Так окончилась ее семейная жизнь...
* * *
– К тебе вчера баба какая-то приходила, – встретил Зорькина Дронов. – Ее дальше вахты не пропустили.
– И правильно сделали, – кивнул Зорькин. – Взяли моду без вызова заявляться.
– Максимыч, ты в курсе, что суд над твоим скином переносят?
– В курсе, – вздохнул следователь.
– Странно, – хмыкнул Дронов. – Вроде наш, – он поднял палец кверху, указывая местонахождение прокурора города, – расстарался. Сам же Орлова в процесс отрядил, лично наставлял, чтобы требовал пожизненное. А теперь... Я чего-то вообще не припоминаю, чтобы шеф такой интерес к делу проявлял. В чем там петрушка? Сверху давят?
– Не знаю. – Зорькин, ссутулившись, зашагал по длинному коридору.

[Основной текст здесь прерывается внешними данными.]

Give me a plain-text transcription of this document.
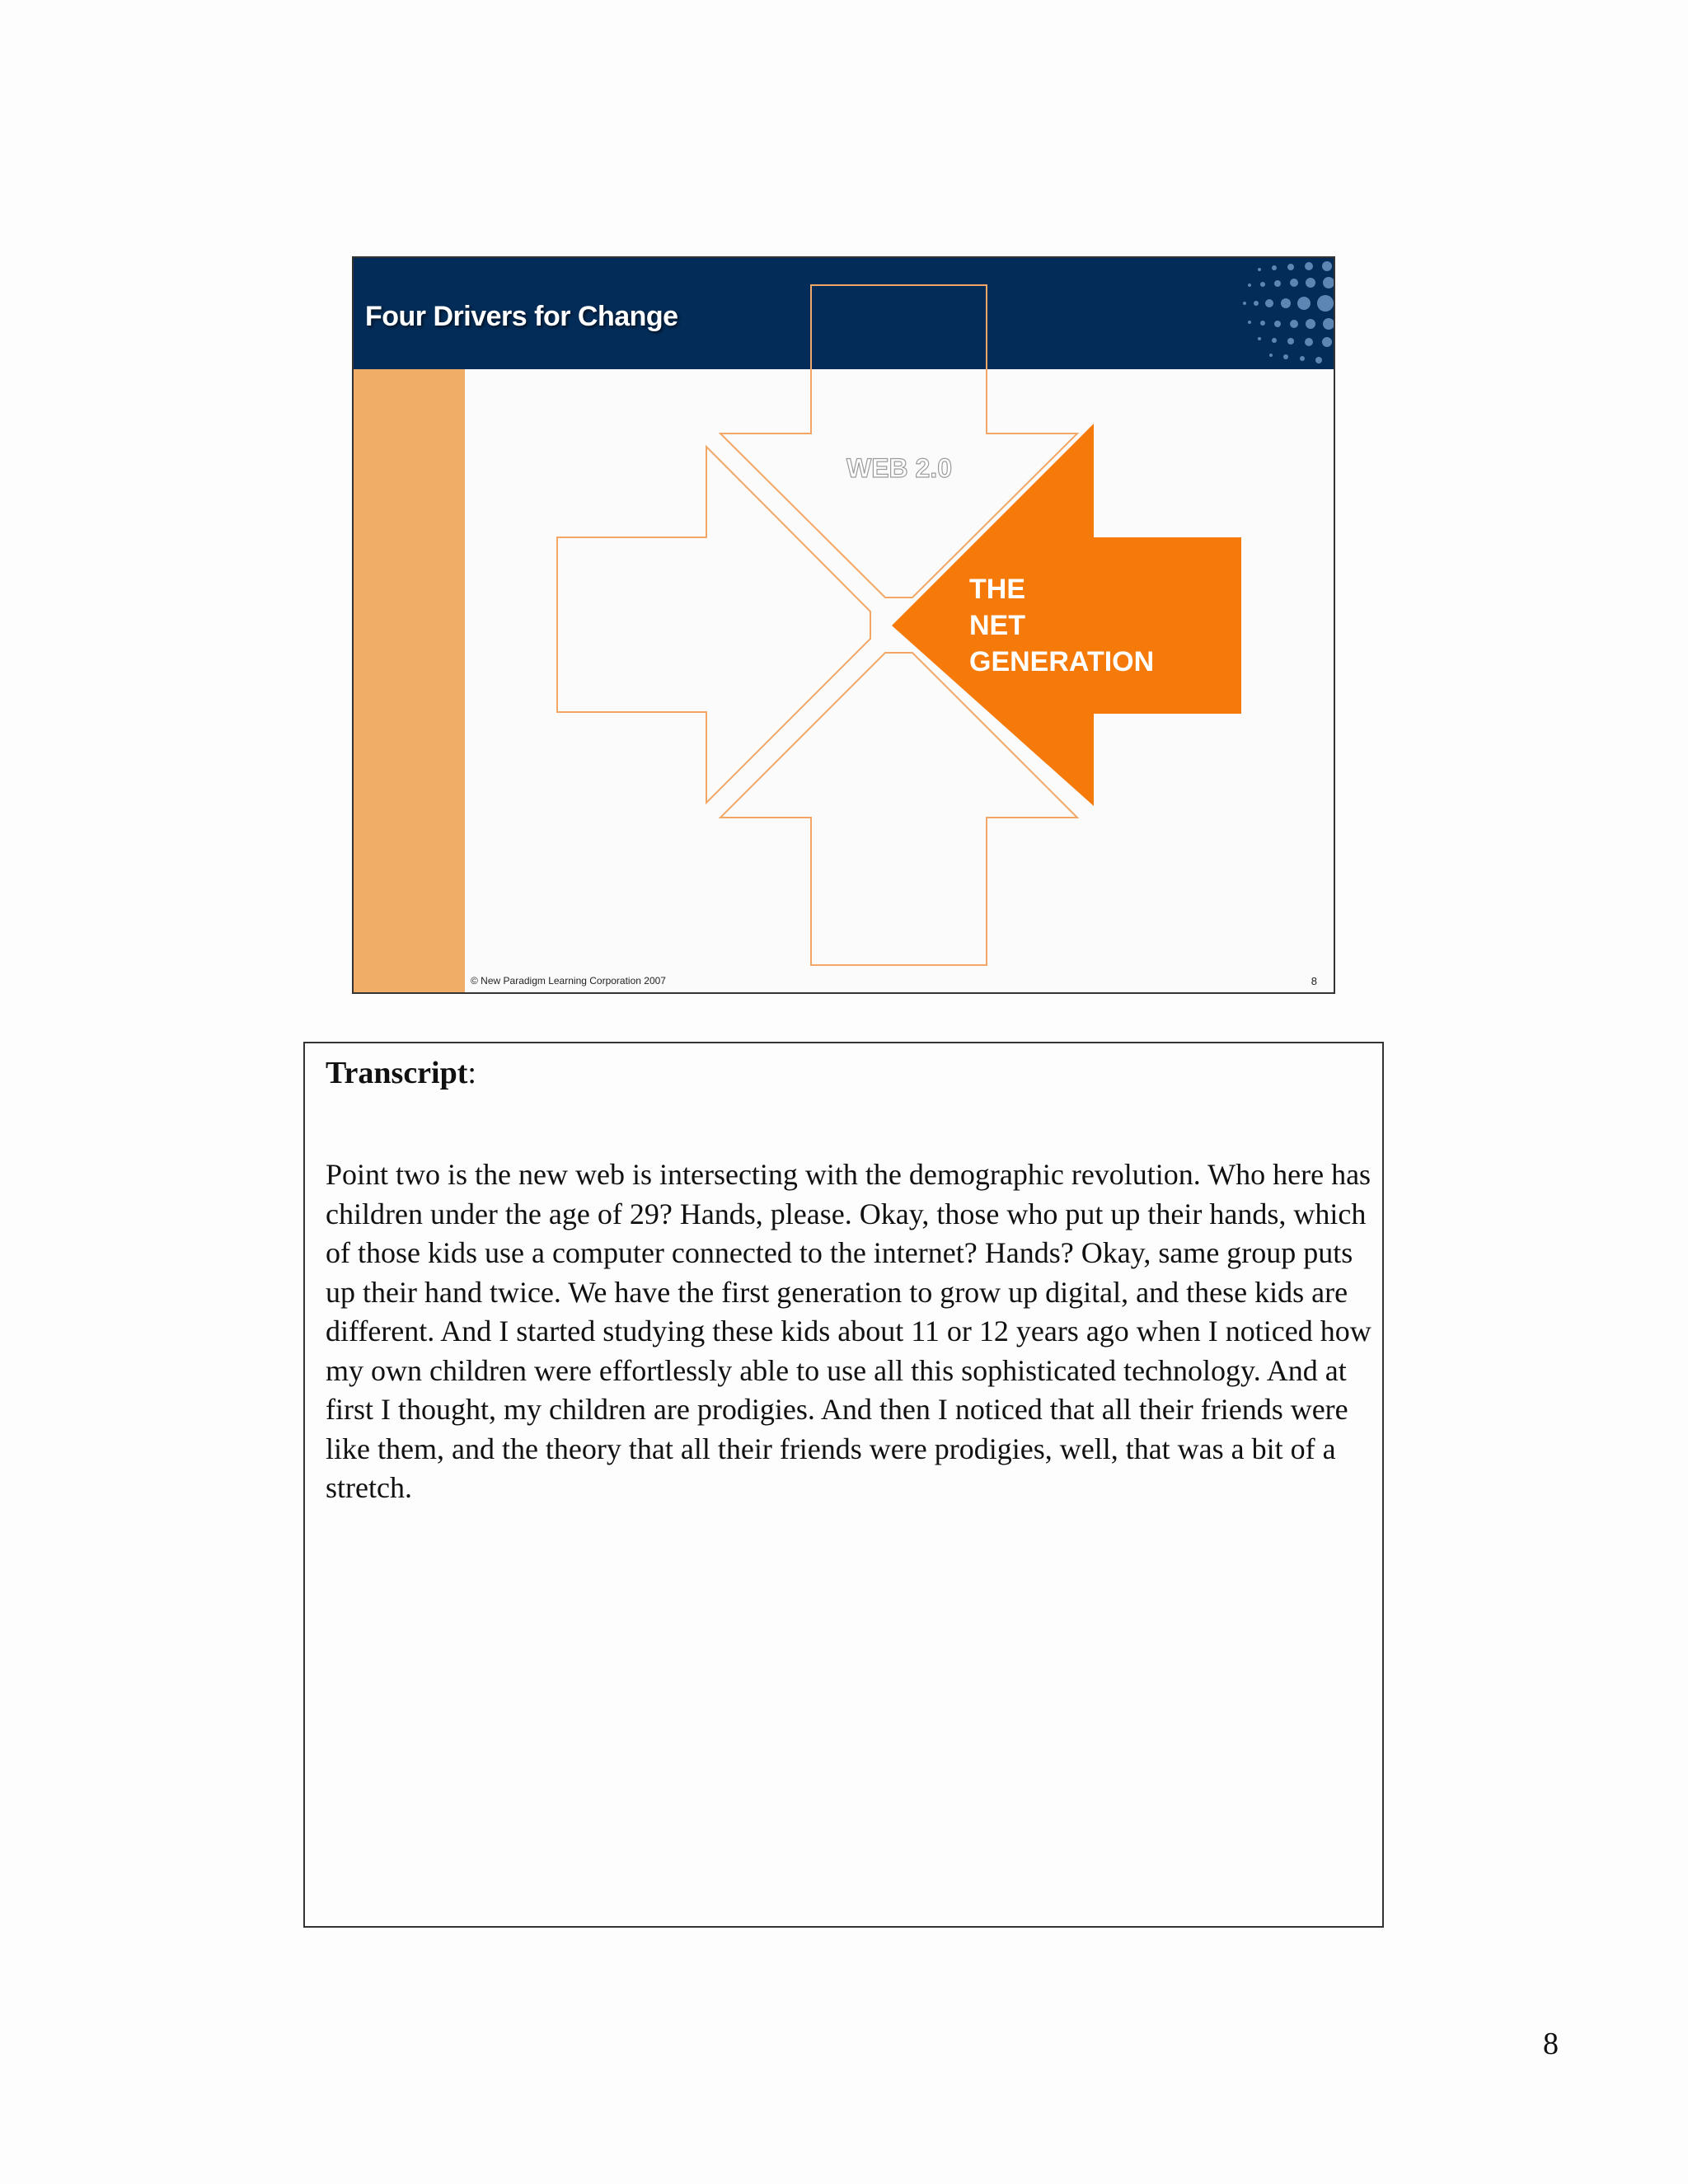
Four Drivers for Change
WEB 2.0
THE
NET
GENERATION

© New Paradigm Learning Corporation 2007	8

Transcript:

Point two is the new web is intersecting with the demographic revolution. Who here has children under the age of 29? Hands, please. Okay, those who put up their hands, which of those kids use a computer connected to the internet? Hands? Okay, same group puts up their hand twice. We have the first generation to grow up digital, and these kids are different. And I started studying these kids about 11 or 12 years ago when I noticed how my own children were effortlessly able to use all this sophisticated technology. And at first I thought, my children are prodigies. And then I noticed that all their friends were like them, and the theory that all their friends were prodigies, well, that was a bit of a stretch.

8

На самом деле, конечно, Петр Максимыч все знал. Алла Корнилова, свидетель по делу, – вот причина. Зорькину уже намекали, что это имя должно бесследно исчезнуть из материалов расследования, – не внял. Добро бы, раз была упомянута, так почти во всех свидетельских показаниях о ней говорится как о самой близкой подружке убийцы. Единственное, что он пообещал, – на процесс ее не вызывать, так ведь на самом суде от следователя мало что зависит. Хотя...Вряд ли судья захочет ссориться с городским прокурором. Так что об причастности дочки Корнилова к этому громкому делу будет знать небольшая группка весьма молчаливых людей.
С другой стороны, перенос суда сейчас – это как подарок судьбы. Вопрос: кому именно этот подарок адресован?..
Не успел Зорькин войти в кабинет, как затрезвонил внутренний телефон. Неужели уже с вахты? Так быстро?
– Здорово, Максимыч, – пропел в трубку Олег Митрофанов. – Поздравляю!
– С чем? – искренне удивился Зорькин.
– Как это с чем? Обвинительное твое прочитал. Супер! Был бы я судьей, точно бы этого сволоту пожизненно закрыл. Только ты не серчай: я своей властью из дела несколько листочков изъял. Так, пустяки. Ничего существенного. Догадываешься?
– Дочку Корнилова?
– Максимыч, ну кто меня учил? Я, по правде сказать, удивился, что ты сам этого не сделал, потом вспомнил, какой ты у нас принципиальный. Ну и решил посодействовать. Помнишь классику: учитель, воспитай ученика, чтоб было у кого учиться. Это про нас с тобой! Зачем девчонке жизнь портить? Полезет в документы пресса, увидит громкое имя. У тебя ж самого дочь, должен понимать. Да, Максимыч, я тут кое-какую утечку допустил, ну, в пределах разумного, конечно. Так что жди, скоро к тебе журналисты пожалуют. Готовься стать национальной знаменитостью. Повышение гарантировано, а там, может, и награда найдет героя!
– Ты о чем, Олег?
– О твоем повышении в звании, Максимыч! Сколько можно прозябать? Представление наш уже подписал. С Генеральным согласовано. И сразу, товарищ подполковник, замом в следственное управление тебя рекомендуем. Потянешь? Да что я спрашиваю?
Зорькин молчал долго и тяжело, трубка покорно ждала, видимо понимая, что два таких радостных известия вполне могут повергнуть неподготовленного к подаркам судьбы человека в состояние прострации.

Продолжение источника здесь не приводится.